The biggest contributor to this was a writers organization I joined called Romance Writers of America. They have chapters all over the country that meet on a monthly basis offering writing contests (many of which are judged by editors), workshops, newsletters, tape cassette libraries and networking. Then once a year all the local chapters meet at a designated spot for the big National Conference.
I did it all. I joined; I entered contests; I went to workshops; I read the newsletters; I listened to the tape cassettes; I went to the conferences; and I networked with published authors, aspiring authors and publishing industry professionals.
From there, I read lots of how-to books. And I joined a critique group. This critique group was made up of two other aspiring authors. We would meet once a week and come to the meeting with one completed chapter. Then, we would all critique each other's chapters.
Lastly, I wrote and wrote and wrote and wrote. Then I would rewrite and rewrite and rewrite.
It took me three full years to finish Bride. Now I'm on contract to complete one book per year through 2011. That took some adjustment at first, but now I've kind of got a groove going. I research for 4 months, write the first draft in 6 months, then edit, revise and polish for 2 months. Afterwards, I start all over again!
Next: What made me switch from journalism to fiction?
Okay, that's not a picture of me. That's what I wanted to be when I grew up. Didn't happen. I had four kids in four years and began my writing career during "naptime" when they were 6, 5, 4 & 2. (They are now 20, 19, 18 & 16.)
You know the adage "if you want something done, ask a busy person?" Well, that was me (looking significantly more harried than SuperMom there). Anyhoo, I was so busy with all those kids that I was forced to manage my time down to the Nth degree--making naptime sacred. Nothing was allowed to interfere.
When they got a bit older and didn't require constant supervision, I could extend my writing time bit by bit. They always let me know if I was spending too much time at the computer, though. I will never forget my youngest at a very young age approaching me as I typed away. He placed both hands on my cheeks and turned my head so that I was looking him in the eye.
"Are you listening, Mommy?" (My fingers were still going even though my eyes were on him.)
And that's when I knew. It was time to shut her down and be a mommy again. Though my kids no longer have to resort to such tactics, the dear husband has been known to do this if he is feeling like I love my computer more than I love him. :-)

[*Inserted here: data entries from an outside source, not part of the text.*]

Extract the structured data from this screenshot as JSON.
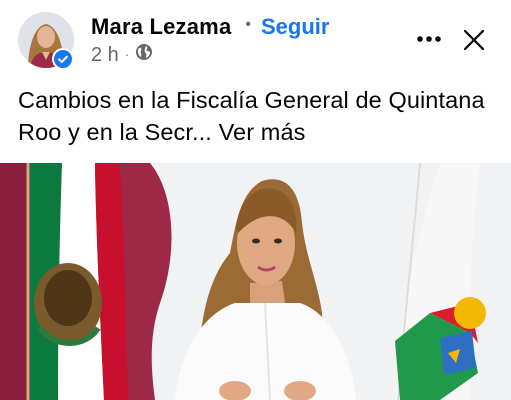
{
  "post": {
    "author": {
      "name": "Mara Lezama",
      "verified": true
    },
    "follow_label": "Seguir",
    "separator": "•",
    "time": "2 h",
    "meta_separator": "·",
    "privacy_icon": "globe-icon",
    "text": "Cambios en la Fiscalía General de Quintana Roo y en la Secr...",
    "see_more_label": "Ver más"
  },
  "actions": {
    "more_icon": "more-horizontal-icon",
    "close_icon": "close-icon"
  },
  "colors": {
    "accent": "#1877f2",
    "text_primary": "#050505",
    "text_secondary": "#65676b"
  }
}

To date, both girls have read my books. My oldest boy always asks for a copy and even has a cover-flat of BRIDE posted up on the wall of his apartment, but has yet to crack any of them open. My youngest boy has no plans whatsoever to read it. After all, why on earth would anyone read anything if it wasn't required by school??
The biggest adjustment for them has been believing me when I say I'm working. In their mind, I'm not working, I'm only writing.

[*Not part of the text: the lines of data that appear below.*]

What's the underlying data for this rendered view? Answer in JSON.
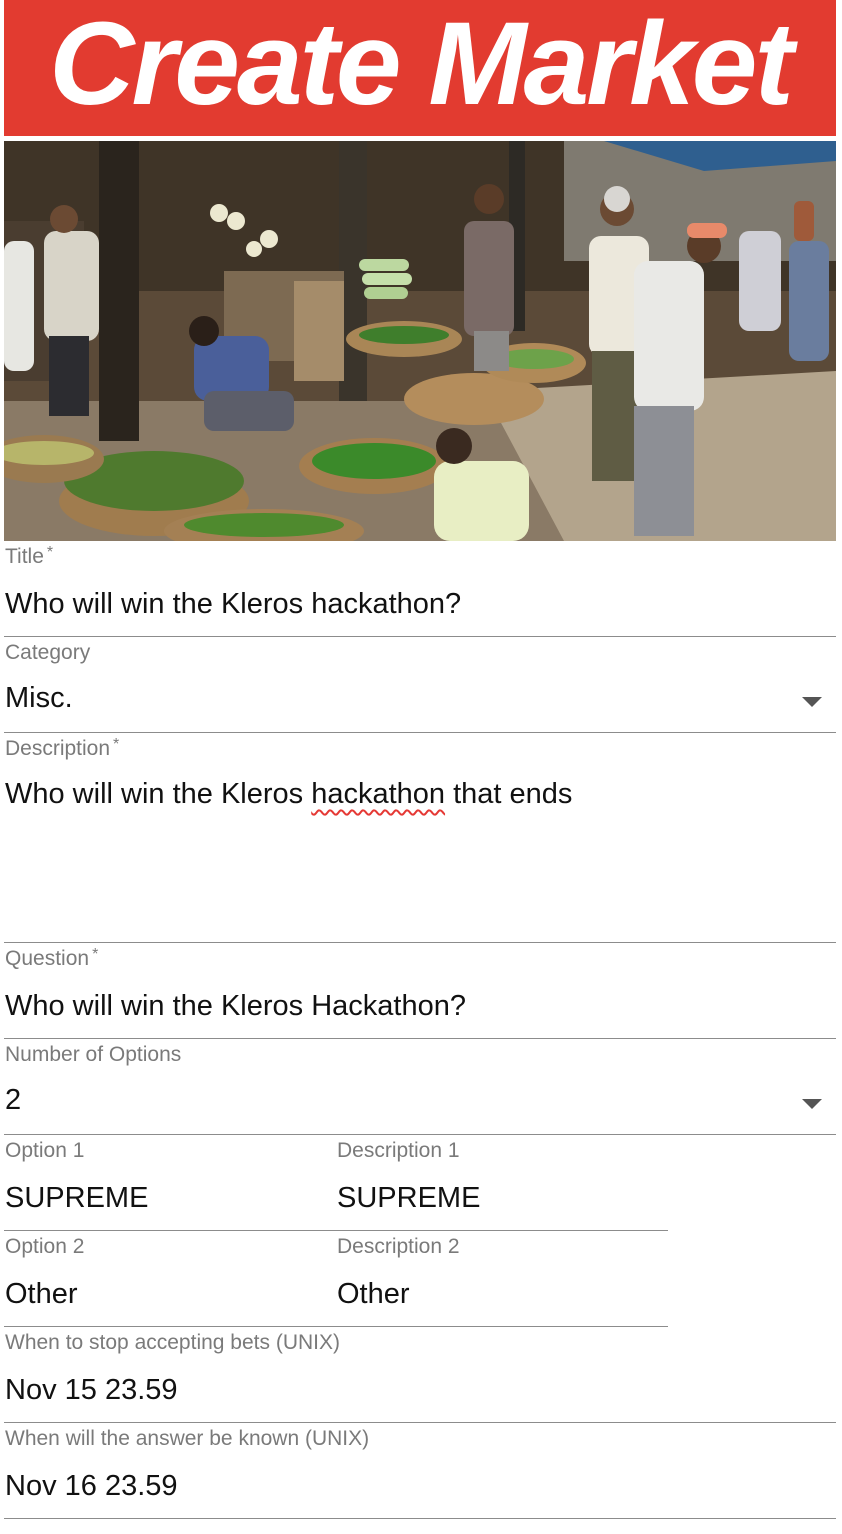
{
  "banner": {
    "title": "Create Market",
    "color": "#e23b30"
  },
  "hero_image": {
    "description_icon": "market-photo"
  },
  "form": {
    "title": {
      "label": "Title",
      "required_mark": "*",
      "value": "Who will win the Kleros hackathon?"
    },
    "category": {
      "label": "Category",
      "value": "Misc.",
      "icon": "caret-down-icon"
    },
    "description": {
      "label": "Description",
      "required_mark": "*",
      "value_before": "Who will win the Kleros ",
      "value_misspelled": "hackathon",
      "value_after": " that ends"
    },
    "question": {
      "label": "Question",
      "required_mark": "*",
      "value": "Who will win the Kleros Hackathon?"
    },
    "num_options": {
      "label": "Number of Options",
      "value": "2",
      "icon": "caret-down-icon"
    },
    "options": [
      {
        "option_label": "Option 1",
        "option_value": "SUPREME",
        "desc_label": "Description 1",
        "desc_value": "SUPREME"
      },
      {
        "option_label": "Option 2",
        "option_value": "Other",
        "desc_label": "Description 2",
        "desc_value": "Other"
      }
    ],
    "stop_bets": {
      "label": "When to stop accepting bets (UNIX)",
      "value": "Nov 15 23.59"
    },
    "answer_known": {
      "label": "When will the answer be known (UNIX)",
      "value": "Nov 16 23.59"
    }
  }
}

On Thursday, we'll talk about specific things I did to hone my craft.
Well, I went through that whole Journey of Publication series without ever mentioning God. It wasn't an oversight, nor was He missing from that journey. It was a conscious decision to wait and tell this part of the journey separately.

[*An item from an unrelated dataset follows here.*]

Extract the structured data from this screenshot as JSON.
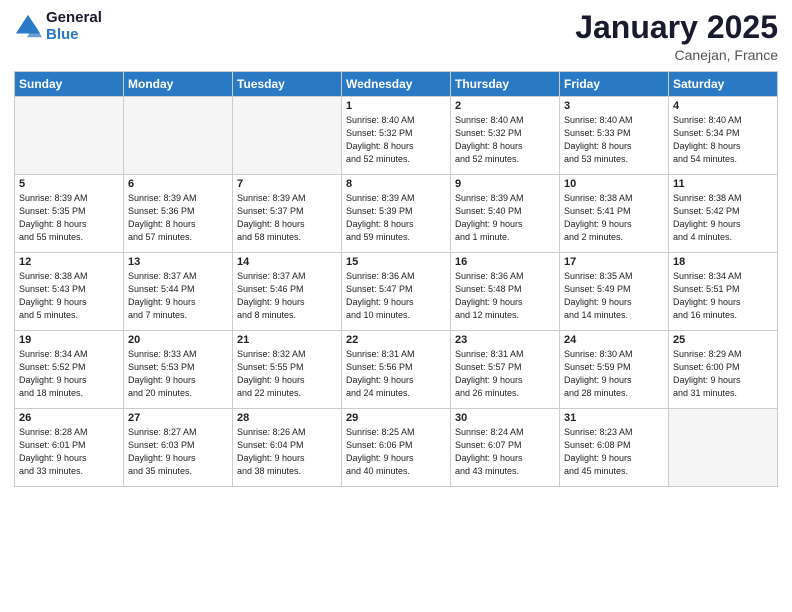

I'd been taught since I was a wee little lass to give everything to God. Everything. Myself, my loved ones, my relationships, my worldly goods, my decisions, my pride, my desires, my everything. Needless to say, I haven't always done what I was taught.
Bit by bit, though, I would lay down certain areas of my life and give them to Him (usually the areas I had tried to control and had then failed miserably at). Eventually I caught on: It was best to give Him these things right from the get-go so He could run them.
After all, His perspective was so much better. He had a heavenly view of the whole sha-bang. I had a teeny-weeny view of only what was in front of my nose. He had the power. I had control over zilch. He knew what was best for me. I only thought I knew what was best for me.
So when I started my writing career way back in the early nineties, I gave that career to Him. It was in His hands. He could do with it whatever He wanted. Amen.